Öte yandan kadının toplumun yarısı olduğunu ifade eden Belediye Başkan Adayı Çakmakçı ise “Kadın toplumun yarısıdır. Eğer siz kadına şiddet uyguluyorsanız, kadını eve kapatıyorsanız, kadına eğitim vermiyorsanız bu toplumun geleceğiyle oynuyorsunuz. Biz kadınımıza saygı duyuyoruz ve eğitimli olmasını istiyoruz. Çünkü çocukları yetiştirecek eğitim anadan başlıyor, anaokuluyla devam ediyor ve üniversite sonuna kadar devam ediyor. Bizim yapmamız gereken kadınımıza bugünden gösterdiğimiz ilginin çok daha ötesini ve çok daha iyisini vermemiz gerekecek.

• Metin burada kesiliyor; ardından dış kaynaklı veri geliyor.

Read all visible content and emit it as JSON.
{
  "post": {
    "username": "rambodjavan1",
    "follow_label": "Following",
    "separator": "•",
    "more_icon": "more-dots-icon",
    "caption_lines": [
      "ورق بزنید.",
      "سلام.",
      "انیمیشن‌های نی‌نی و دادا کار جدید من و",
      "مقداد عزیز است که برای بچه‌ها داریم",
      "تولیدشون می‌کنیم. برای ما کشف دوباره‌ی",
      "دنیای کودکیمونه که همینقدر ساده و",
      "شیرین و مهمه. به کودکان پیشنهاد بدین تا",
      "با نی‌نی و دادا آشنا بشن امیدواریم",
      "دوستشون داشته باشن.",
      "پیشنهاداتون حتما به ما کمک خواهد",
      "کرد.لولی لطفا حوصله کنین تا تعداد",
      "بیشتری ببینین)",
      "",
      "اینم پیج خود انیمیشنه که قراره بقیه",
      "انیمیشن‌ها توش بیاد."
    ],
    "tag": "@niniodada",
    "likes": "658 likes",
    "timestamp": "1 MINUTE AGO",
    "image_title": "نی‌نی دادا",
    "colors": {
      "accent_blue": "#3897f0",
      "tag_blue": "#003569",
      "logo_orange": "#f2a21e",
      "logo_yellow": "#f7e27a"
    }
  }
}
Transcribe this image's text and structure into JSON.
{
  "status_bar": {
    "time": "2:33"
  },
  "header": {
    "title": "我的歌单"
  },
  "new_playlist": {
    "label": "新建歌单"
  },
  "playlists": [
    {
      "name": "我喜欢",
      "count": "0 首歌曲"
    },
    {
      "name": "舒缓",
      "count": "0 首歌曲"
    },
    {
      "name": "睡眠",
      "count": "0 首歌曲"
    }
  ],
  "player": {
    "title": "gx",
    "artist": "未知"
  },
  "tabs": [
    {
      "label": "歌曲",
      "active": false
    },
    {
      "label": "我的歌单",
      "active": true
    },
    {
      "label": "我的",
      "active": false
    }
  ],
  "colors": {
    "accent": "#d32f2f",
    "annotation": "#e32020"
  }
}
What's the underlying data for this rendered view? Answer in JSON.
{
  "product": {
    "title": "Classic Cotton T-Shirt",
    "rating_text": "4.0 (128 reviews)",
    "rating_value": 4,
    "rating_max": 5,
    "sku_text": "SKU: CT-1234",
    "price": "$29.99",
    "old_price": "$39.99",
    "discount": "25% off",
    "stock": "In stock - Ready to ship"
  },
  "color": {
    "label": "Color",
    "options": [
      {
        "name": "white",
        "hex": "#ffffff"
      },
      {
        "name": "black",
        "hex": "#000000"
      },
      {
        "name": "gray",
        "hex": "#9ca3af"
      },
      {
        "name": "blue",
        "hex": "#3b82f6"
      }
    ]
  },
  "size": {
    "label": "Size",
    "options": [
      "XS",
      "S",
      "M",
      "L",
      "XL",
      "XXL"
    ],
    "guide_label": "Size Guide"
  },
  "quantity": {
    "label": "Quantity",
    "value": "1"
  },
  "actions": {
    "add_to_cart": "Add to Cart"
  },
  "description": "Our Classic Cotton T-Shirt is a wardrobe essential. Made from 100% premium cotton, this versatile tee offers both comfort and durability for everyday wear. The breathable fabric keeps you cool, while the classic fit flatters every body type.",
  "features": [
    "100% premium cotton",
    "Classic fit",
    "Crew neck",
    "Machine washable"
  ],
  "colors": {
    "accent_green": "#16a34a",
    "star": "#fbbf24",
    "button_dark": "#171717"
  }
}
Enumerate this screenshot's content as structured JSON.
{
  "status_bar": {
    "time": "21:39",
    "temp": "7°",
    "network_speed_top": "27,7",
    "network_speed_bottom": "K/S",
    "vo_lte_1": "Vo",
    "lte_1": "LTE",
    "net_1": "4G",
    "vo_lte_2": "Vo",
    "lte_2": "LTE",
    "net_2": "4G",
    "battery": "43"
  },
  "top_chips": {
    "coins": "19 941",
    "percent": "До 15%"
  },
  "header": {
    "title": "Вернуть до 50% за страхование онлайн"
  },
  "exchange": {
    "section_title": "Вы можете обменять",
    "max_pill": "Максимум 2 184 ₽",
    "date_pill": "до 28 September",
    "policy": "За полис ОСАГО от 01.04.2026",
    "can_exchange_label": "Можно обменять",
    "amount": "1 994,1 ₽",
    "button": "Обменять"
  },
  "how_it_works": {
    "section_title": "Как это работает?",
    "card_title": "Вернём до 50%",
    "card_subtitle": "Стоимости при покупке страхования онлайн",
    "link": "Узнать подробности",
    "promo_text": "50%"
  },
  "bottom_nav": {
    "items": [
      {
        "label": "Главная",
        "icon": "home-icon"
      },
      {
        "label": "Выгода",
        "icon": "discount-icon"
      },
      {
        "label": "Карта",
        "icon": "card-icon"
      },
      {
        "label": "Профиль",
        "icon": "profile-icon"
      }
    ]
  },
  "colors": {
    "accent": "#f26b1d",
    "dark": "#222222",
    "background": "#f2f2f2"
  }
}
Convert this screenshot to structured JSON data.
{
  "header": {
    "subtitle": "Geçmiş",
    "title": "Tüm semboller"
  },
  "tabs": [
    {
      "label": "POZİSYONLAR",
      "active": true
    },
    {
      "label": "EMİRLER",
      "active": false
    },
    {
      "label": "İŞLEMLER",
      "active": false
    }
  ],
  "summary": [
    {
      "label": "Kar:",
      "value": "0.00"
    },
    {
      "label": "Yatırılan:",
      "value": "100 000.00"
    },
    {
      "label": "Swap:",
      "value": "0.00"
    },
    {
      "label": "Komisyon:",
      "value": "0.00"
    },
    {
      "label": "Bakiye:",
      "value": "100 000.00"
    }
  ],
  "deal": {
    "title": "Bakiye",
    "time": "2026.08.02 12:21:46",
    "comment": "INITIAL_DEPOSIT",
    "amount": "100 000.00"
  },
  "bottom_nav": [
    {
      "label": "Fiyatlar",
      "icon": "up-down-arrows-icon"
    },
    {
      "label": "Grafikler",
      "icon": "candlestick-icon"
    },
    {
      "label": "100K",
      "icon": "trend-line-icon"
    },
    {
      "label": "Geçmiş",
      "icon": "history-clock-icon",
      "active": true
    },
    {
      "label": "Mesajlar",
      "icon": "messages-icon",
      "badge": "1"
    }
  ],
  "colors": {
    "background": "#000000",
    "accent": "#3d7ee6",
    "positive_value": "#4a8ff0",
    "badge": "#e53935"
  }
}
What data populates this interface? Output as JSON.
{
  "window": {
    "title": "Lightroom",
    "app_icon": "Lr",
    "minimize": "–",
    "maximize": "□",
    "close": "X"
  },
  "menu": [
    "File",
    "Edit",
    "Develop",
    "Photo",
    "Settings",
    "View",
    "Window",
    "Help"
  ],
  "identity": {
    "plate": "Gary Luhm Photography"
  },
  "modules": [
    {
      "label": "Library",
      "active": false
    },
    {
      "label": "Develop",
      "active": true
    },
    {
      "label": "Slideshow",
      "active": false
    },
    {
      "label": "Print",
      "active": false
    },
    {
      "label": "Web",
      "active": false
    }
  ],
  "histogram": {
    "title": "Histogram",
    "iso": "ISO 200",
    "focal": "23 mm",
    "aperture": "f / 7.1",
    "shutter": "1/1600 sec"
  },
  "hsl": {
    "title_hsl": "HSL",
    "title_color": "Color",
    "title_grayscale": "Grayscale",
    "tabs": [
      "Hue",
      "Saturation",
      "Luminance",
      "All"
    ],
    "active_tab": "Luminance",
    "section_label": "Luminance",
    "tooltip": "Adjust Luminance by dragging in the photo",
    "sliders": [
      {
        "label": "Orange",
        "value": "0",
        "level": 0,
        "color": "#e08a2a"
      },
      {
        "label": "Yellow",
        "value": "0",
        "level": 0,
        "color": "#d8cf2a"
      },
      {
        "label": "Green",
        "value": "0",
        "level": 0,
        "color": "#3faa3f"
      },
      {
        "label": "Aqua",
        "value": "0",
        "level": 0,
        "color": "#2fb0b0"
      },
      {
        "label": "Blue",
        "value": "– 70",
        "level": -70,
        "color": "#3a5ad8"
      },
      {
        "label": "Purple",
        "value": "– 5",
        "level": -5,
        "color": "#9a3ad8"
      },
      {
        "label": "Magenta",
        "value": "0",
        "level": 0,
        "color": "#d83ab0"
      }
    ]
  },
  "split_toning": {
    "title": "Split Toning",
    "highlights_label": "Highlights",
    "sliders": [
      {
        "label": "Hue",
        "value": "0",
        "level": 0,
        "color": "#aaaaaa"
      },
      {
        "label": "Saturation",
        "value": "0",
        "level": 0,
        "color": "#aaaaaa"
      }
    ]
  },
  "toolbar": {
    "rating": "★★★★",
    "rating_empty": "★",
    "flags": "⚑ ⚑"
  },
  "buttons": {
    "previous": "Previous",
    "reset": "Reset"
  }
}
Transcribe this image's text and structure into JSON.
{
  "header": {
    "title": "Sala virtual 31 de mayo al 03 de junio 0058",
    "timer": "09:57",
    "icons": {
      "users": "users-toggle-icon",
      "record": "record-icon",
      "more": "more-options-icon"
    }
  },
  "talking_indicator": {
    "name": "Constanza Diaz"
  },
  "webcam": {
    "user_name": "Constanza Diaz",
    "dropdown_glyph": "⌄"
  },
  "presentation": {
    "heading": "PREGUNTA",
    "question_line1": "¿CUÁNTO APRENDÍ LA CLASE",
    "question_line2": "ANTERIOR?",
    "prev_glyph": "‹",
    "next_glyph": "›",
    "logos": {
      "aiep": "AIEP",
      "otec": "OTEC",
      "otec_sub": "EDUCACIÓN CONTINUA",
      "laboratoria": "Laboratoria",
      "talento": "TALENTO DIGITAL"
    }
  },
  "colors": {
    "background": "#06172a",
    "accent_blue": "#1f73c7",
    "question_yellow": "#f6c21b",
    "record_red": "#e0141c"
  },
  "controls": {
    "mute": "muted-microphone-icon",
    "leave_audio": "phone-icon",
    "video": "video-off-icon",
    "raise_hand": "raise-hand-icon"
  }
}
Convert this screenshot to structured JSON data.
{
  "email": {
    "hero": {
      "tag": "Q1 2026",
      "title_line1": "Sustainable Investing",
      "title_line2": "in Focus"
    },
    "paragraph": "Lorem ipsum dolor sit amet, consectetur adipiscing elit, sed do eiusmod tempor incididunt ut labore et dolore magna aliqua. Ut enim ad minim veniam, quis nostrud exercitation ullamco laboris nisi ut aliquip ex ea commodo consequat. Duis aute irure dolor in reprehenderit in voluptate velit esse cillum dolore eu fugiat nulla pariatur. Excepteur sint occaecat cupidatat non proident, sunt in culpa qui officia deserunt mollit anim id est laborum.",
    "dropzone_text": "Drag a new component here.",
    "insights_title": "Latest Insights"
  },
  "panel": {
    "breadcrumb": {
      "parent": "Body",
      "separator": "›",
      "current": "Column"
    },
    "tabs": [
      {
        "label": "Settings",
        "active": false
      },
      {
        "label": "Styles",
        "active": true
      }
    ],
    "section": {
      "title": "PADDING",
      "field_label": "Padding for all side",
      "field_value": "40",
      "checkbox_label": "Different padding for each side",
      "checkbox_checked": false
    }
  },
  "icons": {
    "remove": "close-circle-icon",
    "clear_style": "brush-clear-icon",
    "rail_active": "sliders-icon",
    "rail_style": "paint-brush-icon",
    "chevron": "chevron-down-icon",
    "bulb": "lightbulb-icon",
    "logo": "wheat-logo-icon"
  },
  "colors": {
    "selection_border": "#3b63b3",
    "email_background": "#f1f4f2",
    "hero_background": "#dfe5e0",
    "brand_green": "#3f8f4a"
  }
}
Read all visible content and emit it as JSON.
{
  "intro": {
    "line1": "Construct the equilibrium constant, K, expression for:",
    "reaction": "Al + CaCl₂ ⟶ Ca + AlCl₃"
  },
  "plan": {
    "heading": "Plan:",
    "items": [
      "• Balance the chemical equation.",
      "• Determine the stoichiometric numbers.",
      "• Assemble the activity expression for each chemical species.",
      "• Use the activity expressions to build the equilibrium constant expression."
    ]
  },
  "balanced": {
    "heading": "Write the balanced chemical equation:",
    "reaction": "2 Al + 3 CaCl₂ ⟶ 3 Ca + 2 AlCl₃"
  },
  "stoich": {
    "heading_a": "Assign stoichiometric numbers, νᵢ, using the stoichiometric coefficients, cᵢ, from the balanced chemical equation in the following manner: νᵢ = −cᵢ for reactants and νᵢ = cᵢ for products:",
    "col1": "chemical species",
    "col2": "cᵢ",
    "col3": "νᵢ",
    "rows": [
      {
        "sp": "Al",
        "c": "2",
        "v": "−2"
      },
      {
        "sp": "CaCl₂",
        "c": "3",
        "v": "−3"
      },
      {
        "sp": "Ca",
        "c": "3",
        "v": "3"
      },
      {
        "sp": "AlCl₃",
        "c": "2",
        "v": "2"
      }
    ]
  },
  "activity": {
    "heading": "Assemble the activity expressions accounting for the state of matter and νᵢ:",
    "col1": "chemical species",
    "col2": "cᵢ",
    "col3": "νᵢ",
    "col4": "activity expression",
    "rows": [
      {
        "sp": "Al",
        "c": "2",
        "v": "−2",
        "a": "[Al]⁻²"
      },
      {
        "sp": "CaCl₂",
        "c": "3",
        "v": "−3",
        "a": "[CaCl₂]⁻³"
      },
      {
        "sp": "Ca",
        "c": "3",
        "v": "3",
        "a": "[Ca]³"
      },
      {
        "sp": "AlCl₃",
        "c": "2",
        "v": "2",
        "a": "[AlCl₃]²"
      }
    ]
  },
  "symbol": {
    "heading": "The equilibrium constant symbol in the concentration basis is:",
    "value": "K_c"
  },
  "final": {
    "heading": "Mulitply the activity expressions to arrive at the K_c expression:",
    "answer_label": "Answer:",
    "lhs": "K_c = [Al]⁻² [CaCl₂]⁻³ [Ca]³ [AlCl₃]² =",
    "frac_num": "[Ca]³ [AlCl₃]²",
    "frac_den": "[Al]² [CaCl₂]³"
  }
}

KADINLARA YÖNELİK ÖZEL PROJELERİMİZ VAR

Kadınlarımıza yönelik Isparta’da özel projelerimiz olacak. Kadına son derece saygılıyız ve toplumdaki yerini almasını arzu ediyoruz. Biz erkekler olarak Cumhuriyeti belirli bir noktaya getirdik, artık kadınlar kurtaracak bizi. Cumhuriyetin başında olduğu gibi” şeklinde konuştu.

 

Bu haber 766 kez okunmuştur.
  Yükleniyor...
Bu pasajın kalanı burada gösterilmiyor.